政府が全国民向けAIサービス「みんなのAI」の立ち上げを本格化する。ただ、事業者の選定やサービス評価で、共通ベンチマークなど客観的な検証基準が十分に示されていないとして、実効性を懸念する声が出ている。
科学技術情報通信部と情報通信産業振興院(NIPA)は21日、ソウル市麻浦区のFront1で「みんなのAI」事業説明会を開いた。
「みんなのAI」は、国産AIモデルを活用した汎用AIチャットボットと公共AIエージェントを国民に提供する事業だ。政府は、海外AIサービスへの依存を抑えるとともに、AIへのアクセス格差を縮小し、幅広い国民がAIの恩恵を受けられる環境整備を目指す。
科学技術情報通信部は、8月までに公募を締め切り、9月中に参加企業またはコンソーシアムを選定する方針だ。選定先には、政府が確保したB200 GPU 512基を配分する。
参加企業には国産AIモデルの活用を義務付ける。自社で事前学習した独自のファウンデーションモデルに準じる国産モデルの比率を50%以上とし、他社開発の国産モデルも30%以上組み込むことを求める。高難度の推論やマルチモーダル機能に限っては、海外製モデルの限定利用を認める。
選定企業は9月末にベータ版を公開し、12月には全国民向けのAIチャットボットサービスを提供しなければならない。汎用AIチャットボットは無料かつ利用量の制限なしで提供するのが原則だ。2027年以降はAIエージェントへと機能を高度化し、「全国民1人1AIエージェント」の実現を構想している。
一方で、サービス性能をどう客観的に評価するのかはなお見えにくい。
公募案内によると、参加企業は年度ごとの目標と成果指標を具体的かつ定量的に提示する必要がある。活用・普及に関する成果指標は、事業者が自ら検証可能な形で設計する。利用者数やトークン使用量の目標値、最低基準も各社が設定し、必要なGPU規模とその算定根拠を提出する仕組みだ。
科学技術情報通信部は、各社の事業計画書を基に、AIモデルの競争力、GPU活用計画、サービス開発計画などをまず書面で審査する。その後、最終順位を決めるためのプレゼンテーション審査を実施する。

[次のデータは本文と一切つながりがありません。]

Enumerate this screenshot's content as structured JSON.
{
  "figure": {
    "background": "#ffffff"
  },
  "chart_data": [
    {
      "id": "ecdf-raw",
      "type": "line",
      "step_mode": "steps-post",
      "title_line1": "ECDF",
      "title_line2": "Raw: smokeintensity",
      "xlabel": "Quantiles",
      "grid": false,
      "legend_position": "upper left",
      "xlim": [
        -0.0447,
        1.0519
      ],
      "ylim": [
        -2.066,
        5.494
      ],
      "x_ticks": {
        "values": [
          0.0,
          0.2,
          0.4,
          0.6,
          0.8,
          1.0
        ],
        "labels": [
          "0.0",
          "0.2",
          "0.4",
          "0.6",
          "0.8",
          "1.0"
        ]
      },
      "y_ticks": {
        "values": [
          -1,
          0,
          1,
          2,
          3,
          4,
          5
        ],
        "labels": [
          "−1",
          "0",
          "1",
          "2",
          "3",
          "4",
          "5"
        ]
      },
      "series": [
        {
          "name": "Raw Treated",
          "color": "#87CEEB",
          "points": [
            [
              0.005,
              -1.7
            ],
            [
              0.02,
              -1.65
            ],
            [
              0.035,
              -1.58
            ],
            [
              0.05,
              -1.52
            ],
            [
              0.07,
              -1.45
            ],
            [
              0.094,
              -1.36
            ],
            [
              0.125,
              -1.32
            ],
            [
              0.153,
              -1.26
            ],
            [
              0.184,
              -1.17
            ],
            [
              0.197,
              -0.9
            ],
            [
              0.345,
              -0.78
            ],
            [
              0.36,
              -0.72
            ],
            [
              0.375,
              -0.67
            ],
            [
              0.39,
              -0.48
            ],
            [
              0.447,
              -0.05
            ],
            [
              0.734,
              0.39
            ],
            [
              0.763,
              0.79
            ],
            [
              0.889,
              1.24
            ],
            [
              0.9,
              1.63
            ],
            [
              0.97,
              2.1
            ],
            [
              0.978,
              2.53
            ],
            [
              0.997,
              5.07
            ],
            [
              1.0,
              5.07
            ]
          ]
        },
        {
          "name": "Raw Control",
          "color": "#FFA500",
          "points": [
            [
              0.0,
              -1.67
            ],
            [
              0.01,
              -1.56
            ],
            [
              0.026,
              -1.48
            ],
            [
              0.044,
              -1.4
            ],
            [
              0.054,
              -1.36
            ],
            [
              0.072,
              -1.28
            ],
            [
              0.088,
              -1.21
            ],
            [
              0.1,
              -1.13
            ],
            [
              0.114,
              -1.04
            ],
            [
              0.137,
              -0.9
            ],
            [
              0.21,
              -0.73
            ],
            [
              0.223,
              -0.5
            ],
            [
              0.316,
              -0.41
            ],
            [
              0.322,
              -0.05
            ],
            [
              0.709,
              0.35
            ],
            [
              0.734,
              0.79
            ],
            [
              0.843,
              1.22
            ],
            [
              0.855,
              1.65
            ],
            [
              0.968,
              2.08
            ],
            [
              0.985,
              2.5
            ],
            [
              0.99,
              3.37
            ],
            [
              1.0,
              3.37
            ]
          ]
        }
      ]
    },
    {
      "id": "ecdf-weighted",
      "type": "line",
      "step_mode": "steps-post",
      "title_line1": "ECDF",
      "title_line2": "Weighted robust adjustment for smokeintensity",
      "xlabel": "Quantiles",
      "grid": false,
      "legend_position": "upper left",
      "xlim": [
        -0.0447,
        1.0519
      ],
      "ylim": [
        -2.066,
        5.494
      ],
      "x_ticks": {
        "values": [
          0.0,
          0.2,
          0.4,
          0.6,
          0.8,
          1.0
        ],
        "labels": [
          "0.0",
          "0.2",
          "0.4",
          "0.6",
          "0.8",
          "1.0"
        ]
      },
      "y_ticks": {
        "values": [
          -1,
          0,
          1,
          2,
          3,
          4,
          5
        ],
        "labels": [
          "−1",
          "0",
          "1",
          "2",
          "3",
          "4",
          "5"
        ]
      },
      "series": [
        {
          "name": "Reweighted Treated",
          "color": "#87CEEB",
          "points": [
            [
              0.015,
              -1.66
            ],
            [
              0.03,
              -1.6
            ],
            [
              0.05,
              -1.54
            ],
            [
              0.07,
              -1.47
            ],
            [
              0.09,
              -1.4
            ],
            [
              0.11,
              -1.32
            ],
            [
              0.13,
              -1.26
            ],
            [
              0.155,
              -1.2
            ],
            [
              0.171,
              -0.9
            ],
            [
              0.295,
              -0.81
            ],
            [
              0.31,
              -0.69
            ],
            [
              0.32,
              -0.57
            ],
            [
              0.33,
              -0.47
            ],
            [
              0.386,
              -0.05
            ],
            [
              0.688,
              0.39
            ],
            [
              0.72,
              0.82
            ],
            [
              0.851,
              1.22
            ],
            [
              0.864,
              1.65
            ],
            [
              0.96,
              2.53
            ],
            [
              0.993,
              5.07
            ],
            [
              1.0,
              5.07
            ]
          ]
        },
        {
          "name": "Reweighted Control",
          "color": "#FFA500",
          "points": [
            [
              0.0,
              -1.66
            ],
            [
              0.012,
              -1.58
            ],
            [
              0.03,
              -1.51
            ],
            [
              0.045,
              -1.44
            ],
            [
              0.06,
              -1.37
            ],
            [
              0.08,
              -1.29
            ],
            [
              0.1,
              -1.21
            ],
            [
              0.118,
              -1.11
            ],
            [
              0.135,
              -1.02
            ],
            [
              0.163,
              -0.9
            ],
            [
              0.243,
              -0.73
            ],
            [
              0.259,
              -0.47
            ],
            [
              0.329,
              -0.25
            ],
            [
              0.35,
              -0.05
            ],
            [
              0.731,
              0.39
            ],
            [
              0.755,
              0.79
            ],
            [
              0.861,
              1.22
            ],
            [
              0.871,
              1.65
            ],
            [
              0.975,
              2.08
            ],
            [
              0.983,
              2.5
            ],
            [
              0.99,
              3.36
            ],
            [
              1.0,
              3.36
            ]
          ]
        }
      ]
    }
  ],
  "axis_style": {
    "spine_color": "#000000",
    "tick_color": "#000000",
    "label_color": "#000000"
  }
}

プレゼンテーション審査では、「サービスの利便性」と「利用者の獲得・維持戦略」が50点と最も配点が高い。一方、「サービス品質および安全性」は30点、「回答の正確性、有用性、一貫性、文脈理解度、性能検証計画」などをみる「サービス品質および性能」は10点にとどまる。候補サービスを横並びで比較する共通ベンチマークや、選定後に性能をどう公開するのかといった手順は、公募案内には明記されていない。
説明会でも、科学技術情報通信部は今後ベンチマークを公開するかどうかについて具体策を示さなかった。AIサービスは利用者が実際に使いながら性能を判断する性格が強く、競争力は利用者数にも表れる、という認識を示した。
スケジュールの厳しさも課題として残る。科学技術情報通信部は9月に事業協約の締結と同時にベータ版を開始し、12月に正式サービスへ移行する計画だ。選定から全面提供まで3カ月足らずしかない。ベータ版の対象範囲や運用方式も各社に委ねられるため、十分な検証が可能なのかを不安視する見方もある。
科学技術情報通信部の関係者は、「海外製サービスの無料版に匹敵する性能の『みんなのAI』を提供したい」と説明した。その上で、「利用者数が大きく伸びない場合は、年次評価を通じて新たな事業者を選定する必要がある。今後も検討を重ねながら進めていくべき課題だ」と述べた。